We use left and right Pointers, and as long as the left and right Pointers don’t meet, we keep clamping to narrow the range until we find the target or the left and right Pointers meet.

public int search(int[] nums, int target) { int left = 0; int right = nums.length - 1; int mid; // while (left <= right) {// mid = (left + right) / 2; // Return directly! if (target == nums[mid]) return mid; Else if (target > nums[mid]) left = mid + 1; Else if (target < nums[mid]) right = mid - 1; } // Return -1; }Copy the code

Code is very simple, using left and right Pointers, constantly narrow the search scope, until find or left and right pointer collision so far!

Clamp force pointer

The terminating condition for a collision pointer is “collision”, sometimes we don’t need to collide, we just need to define a scope, but what the boundary of the scope is, we need to specify with a double pointer.

The container that holds the most water

{linkLeetcode-cn.com/problems/co…:

Our goal is simply to create the largest rectangle using the vertical bar and the X-axis. We define the left and right Pointers on both sides, moving and approximating to find the largest rectangle.

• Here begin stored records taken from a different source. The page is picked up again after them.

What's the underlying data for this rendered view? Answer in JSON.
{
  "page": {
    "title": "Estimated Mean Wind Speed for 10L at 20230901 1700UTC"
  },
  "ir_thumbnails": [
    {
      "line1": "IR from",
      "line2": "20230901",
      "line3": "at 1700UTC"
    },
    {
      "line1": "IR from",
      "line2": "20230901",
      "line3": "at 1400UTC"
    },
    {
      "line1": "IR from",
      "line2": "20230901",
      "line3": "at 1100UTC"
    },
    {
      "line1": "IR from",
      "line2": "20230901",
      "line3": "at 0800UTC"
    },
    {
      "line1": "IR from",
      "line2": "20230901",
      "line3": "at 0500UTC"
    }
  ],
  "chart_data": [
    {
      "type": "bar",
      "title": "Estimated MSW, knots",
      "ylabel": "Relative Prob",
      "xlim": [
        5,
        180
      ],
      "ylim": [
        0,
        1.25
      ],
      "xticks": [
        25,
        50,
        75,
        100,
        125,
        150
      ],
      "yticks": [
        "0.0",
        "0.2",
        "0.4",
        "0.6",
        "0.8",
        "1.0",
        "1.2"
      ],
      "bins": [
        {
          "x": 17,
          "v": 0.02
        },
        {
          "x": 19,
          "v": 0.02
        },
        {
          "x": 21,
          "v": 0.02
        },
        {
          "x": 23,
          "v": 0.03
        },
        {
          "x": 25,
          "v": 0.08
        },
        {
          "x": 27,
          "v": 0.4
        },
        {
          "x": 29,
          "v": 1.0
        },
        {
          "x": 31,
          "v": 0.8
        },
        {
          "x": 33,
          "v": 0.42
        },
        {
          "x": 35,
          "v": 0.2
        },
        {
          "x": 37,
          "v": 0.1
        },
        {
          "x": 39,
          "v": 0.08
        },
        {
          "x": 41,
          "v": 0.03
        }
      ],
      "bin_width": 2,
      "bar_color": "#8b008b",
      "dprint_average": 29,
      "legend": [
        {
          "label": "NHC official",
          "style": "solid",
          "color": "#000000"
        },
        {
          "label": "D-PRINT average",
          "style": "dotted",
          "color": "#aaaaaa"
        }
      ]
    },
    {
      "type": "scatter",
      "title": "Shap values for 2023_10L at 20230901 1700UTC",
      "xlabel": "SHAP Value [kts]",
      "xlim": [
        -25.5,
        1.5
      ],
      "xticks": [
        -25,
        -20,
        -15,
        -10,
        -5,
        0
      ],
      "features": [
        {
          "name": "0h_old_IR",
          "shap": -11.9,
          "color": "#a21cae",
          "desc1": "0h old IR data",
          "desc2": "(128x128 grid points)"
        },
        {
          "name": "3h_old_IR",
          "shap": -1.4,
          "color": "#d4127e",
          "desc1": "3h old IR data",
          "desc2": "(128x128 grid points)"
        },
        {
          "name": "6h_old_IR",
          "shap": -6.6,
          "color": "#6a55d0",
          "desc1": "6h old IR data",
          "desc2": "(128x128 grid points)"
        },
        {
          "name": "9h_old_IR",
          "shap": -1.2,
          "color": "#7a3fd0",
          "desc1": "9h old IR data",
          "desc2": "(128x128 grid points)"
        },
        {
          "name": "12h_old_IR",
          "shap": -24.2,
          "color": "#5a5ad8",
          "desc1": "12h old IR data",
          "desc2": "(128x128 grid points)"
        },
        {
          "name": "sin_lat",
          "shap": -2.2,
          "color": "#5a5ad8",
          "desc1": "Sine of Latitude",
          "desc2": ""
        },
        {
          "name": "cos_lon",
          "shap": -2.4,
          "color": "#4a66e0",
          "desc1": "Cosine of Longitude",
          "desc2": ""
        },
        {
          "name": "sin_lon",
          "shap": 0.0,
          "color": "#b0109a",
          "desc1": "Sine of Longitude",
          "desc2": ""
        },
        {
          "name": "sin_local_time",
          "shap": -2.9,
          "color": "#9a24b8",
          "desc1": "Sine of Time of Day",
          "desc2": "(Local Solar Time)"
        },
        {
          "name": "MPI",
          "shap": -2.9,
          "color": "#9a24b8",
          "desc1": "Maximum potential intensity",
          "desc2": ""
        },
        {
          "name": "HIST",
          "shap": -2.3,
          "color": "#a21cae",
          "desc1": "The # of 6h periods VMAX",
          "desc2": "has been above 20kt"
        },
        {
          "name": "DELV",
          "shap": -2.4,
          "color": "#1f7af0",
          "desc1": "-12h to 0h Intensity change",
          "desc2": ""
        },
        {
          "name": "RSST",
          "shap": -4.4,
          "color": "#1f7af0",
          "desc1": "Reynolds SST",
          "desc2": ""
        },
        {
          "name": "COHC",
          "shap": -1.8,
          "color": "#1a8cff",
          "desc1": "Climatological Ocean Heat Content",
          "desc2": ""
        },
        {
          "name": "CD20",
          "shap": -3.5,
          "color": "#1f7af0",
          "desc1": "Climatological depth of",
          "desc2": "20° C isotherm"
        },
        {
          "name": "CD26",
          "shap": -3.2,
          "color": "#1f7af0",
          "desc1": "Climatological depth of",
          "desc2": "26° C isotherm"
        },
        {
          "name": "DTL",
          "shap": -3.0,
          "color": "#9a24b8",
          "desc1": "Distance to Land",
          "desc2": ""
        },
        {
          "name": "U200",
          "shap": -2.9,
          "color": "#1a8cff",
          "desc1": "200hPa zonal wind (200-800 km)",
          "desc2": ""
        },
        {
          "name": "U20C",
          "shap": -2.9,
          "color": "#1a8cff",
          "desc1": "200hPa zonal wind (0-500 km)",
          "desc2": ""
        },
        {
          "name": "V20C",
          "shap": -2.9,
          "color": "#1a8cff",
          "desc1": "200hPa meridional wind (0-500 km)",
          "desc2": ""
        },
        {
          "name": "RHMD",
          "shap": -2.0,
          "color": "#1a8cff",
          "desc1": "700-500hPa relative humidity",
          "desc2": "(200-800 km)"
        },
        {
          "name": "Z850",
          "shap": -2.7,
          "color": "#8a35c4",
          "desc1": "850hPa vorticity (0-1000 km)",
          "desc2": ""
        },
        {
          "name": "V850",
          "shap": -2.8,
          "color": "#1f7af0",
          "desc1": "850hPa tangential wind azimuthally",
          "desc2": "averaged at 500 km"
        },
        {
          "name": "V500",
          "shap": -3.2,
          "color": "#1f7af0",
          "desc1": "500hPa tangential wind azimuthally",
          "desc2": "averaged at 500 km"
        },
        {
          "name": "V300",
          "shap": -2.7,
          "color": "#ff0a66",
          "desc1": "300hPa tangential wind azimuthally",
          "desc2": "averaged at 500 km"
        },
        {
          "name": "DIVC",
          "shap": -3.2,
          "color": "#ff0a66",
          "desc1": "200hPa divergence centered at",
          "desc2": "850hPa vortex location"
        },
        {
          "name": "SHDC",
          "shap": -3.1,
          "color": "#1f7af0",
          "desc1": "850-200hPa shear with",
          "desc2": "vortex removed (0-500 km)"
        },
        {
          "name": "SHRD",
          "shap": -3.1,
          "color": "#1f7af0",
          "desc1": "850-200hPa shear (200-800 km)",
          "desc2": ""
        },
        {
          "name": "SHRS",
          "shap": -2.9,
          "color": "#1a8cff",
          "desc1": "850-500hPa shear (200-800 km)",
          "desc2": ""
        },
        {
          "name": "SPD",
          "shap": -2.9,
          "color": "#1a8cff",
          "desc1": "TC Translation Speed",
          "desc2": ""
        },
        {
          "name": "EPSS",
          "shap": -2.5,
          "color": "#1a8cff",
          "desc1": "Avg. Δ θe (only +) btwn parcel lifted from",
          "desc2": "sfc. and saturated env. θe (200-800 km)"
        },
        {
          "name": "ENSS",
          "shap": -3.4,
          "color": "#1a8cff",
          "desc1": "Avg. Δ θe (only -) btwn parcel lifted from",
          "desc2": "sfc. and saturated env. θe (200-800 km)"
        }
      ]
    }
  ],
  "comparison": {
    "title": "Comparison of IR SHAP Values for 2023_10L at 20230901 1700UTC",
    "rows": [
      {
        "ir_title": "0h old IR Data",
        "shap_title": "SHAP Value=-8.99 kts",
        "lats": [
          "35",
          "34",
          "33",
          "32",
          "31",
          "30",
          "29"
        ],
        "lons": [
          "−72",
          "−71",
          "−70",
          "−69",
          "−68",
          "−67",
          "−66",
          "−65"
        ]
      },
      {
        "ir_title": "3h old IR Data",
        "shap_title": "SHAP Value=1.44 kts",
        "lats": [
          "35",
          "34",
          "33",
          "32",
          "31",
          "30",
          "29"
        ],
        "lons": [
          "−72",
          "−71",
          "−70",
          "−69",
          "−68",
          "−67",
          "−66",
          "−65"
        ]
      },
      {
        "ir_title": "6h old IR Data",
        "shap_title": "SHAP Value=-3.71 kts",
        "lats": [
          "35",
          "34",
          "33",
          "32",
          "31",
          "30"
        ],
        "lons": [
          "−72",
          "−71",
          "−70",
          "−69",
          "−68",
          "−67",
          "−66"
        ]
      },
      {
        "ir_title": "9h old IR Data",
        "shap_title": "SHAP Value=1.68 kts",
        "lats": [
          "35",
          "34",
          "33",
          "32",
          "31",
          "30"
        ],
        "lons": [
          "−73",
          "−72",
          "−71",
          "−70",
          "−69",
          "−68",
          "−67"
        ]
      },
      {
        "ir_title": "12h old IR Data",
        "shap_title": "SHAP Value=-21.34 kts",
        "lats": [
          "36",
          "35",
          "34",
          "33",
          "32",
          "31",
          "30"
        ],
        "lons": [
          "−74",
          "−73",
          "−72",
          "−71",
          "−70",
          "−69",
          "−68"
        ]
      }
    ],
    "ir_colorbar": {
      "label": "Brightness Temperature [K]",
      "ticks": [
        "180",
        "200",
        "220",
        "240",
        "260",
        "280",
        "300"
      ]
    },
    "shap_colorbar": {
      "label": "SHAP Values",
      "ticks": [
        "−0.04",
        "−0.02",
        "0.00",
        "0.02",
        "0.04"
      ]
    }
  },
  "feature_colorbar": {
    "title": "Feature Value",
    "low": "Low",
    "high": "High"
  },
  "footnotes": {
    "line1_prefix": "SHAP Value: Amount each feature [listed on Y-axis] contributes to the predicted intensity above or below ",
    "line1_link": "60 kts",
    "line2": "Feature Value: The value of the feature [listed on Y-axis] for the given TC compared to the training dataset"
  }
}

Public int maxArea(int[] height) {int left = 0, right = height.length - 1; int temp = 0; While (left < right) {int area = math.min (height[left], height[right]) * (right-left); // Int area = math.min (height[left], height[right]) * (right-left); Temp = math.max (temp, area); // if (height[left] <= height[right]) left++; // If (height[left] <= height[right]) left++; else right--; } return temp; }Copy the code

In this example, we keep moving the pointer to get the maximum size of the squeeze, and the condition to stop the squeeze is that the squeeze range is 0, which is right-left=0. Remember the squeeze rule for higher numbers?

E > 0, any positive integer | N1 N2 | – > e, because e is tend to be infinitely small positive integer, here the e expressed as zero, right for larger N1 and N2, left for the small, it is right – left > 0, namely left < right, That’s the terminating condition in our if. Double pointer is the most basic algorithm idea, we must master, and in daily coding rational use, in order to be handy.